When I look at the audio signal (in pavucontrol) it is essentially at what the system considers the Silence Base. This is the case with me sitting quiet in front of the microphone or with the microphone turned off. But it appears that this level is still considered as ABOVE the silence level, therefore WaitforSilence() never finds silence.

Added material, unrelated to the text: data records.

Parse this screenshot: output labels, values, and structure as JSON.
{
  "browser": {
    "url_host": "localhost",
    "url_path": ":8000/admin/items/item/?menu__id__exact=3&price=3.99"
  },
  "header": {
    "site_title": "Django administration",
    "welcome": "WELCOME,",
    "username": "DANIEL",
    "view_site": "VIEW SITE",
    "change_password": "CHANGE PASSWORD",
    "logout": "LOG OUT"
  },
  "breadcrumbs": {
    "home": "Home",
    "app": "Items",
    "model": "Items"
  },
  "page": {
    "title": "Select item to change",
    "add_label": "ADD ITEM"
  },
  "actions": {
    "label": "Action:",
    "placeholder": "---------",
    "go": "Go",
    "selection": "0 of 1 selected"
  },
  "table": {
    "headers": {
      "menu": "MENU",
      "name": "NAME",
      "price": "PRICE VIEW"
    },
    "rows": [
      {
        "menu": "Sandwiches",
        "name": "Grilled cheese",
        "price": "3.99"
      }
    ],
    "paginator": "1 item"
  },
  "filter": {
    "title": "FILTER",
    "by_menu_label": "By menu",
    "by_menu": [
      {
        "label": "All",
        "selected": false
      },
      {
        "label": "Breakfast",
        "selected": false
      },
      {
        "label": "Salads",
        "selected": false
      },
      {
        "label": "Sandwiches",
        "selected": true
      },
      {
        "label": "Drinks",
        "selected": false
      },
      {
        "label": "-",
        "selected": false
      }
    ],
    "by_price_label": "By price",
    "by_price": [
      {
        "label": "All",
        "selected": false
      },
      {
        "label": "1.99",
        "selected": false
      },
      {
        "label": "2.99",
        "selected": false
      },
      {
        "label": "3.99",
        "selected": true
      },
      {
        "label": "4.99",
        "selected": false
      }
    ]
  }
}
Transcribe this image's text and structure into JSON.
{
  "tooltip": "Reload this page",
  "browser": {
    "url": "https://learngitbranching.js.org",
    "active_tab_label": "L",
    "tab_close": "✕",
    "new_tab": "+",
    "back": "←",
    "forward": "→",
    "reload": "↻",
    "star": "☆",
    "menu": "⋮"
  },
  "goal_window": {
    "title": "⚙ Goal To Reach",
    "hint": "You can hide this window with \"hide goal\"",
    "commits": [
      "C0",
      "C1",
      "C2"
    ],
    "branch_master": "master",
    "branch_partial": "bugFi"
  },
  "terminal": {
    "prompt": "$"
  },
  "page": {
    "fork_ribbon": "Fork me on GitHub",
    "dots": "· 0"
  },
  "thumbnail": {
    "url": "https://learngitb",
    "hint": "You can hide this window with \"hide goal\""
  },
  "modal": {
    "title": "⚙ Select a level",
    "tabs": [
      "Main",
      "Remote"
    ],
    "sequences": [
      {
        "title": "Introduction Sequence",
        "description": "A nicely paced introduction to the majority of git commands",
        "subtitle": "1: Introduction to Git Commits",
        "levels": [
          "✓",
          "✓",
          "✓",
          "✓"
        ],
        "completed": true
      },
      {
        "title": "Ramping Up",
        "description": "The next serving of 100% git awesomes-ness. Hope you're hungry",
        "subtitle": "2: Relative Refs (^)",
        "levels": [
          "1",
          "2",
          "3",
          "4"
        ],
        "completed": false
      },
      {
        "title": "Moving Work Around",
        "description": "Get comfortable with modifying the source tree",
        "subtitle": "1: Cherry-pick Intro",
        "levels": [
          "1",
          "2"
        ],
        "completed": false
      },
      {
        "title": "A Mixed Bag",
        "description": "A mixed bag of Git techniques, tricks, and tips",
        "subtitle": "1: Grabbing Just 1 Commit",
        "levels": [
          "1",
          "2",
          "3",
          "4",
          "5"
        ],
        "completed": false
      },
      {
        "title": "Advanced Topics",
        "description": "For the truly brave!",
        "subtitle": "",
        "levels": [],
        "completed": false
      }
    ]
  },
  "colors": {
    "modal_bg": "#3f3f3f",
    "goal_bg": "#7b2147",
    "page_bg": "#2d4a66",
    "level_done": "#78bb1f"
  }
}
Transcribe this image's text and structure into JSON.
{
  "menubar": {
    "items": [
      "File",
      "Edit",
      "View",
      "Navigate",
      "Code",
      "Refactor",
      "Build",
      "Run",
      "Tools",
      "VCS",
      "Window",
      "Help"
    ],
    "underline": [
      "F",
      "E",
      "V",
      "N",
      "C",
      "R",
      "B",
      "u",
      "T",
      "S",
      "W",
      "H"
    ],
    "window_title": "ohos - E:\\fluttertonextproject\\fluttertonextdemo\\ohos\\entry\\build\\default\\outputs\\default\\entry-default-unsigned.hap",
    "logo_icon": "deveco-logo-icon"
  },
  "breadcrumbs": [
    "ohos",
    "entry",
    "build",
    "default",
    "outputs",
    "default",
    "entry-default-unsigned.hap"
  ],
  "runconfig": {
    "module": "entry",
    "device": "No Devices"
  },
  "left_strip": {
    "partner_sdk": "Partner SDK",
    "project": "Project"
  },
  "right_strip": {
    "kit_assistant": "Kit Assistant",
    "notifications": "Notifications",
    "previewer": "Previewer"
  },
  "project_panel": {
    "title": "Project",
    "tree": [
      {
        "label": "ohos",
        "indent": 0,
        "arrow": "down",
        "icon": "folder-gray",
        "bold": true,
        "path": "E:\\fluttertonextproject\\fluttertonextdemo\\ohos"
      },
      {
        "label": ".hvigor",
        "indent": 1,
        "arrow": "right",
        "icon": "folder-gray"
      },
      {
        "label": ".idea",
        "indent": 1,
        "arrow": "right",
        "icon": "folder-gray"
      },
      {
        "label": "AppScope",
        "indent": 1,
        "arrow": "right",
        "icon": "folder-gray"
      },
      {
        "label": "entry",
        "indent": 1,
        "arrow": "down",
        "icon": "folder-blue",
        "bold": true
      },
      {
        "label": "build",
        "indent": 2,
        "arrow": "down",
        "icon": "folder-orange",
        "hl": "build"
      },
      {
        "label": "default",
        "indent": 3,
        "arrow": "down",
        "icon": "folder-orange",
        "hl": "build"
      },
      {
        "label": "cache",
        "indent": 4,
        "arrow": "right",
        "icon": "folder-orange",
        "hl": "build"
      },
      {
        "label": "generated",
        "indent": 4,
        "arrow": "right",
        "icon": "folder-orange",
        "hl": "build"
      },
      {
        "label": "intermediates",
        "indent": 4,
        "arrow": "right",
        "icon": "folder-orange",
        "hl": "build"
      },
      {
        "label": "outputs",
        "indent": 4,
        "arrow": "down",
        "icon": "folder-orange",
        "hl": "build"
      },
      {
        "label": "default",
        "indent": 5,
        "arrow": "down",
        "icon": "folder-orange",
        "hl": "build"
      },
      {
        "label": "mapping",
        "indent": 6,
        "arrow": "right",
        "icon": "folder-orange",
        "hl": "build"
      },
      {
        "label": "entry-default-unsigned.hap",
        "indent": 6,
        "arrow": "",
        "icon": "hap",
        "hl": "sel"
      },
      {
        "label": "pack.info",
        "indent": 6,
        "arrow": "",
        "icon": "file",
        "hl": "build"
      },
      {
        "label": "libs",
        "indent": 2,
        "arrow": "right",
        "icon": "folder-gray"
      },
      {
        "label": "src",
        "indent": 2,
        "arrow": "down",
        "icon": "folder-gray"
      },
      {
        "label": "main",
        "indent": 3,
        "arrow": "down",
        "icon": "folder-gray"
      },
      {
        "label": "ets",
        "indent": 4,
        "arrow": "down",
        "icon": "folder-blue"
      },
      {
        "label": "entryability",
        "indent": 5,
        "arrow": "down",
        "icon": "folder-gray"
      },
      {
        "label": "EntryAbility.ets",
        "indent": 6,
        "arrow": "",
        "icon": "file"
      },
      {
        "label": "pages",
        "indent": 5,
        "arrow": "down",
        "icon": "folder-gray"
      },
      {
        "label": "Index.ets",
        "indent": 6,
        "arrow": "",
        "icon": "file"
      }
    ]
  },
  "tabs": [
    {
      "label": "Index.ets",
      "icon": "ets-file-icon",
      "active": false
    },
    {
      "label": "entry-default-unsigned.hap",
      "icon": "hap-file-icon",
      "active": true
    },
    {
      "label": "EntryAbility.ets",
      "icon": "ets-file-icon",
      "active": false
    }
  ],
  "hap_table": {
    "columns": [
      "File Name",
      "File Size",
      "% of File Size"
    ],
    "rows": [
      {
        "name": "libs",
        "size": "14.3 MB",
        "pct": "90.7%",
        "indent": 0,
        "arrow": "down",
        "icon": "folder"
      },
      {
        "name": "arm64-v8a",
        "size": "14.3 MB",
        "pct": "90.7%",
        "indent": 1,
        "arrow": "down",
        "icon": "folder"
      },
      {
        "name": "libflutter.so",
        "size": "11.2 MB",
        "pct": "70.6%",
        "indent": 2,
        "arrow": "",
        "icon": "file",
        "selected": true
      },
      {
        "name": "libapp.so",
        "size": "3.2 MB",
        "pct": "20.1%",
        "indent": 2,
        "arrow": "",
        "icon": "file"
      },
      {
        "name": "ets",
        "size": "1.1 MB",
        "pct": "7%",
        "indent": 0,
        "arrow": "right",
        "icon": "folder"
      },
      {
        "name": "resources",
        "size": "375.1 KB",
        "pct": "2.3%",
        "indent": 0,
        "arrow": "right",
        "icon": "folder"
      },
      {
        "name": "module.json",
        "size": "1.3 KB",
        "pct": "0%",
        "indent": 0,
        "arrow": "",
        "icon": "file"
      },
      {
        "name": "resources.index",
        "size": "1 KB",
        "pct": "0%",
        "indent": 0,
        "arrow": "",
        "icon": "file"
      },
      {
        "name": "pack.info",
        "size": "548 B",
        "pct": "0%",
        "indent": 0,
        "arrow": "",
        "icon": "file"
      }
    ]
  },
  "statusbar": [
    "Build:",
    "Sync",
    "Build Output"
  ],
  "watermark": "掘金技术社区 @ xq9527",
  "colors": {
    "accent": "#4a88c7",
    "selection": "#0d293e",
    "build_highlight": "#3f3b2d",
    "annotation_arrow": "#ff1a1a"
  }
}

Is the fourth argument in the function call the right way to set the sensitivity of the function? That does not seem to work. Is there another one?

Thanks!

The WaitForSilence application uses the configuration values in dsp.conf to base how it looks for silence in the audio stream. That config file exposes an option, silencethreshold, that you can modify to determine how long a ‘silence period’ should be before the application decides that silence has been detected.

That being said, if the line is ‘noisy’, you may find that tweaking this setting won’t really help. To denoise the line, try using the DENOISE dialplan function on the channel prior to calling WaitForSilence. That should help the silence detection if there is just some background blips keeping it from picking up the silence.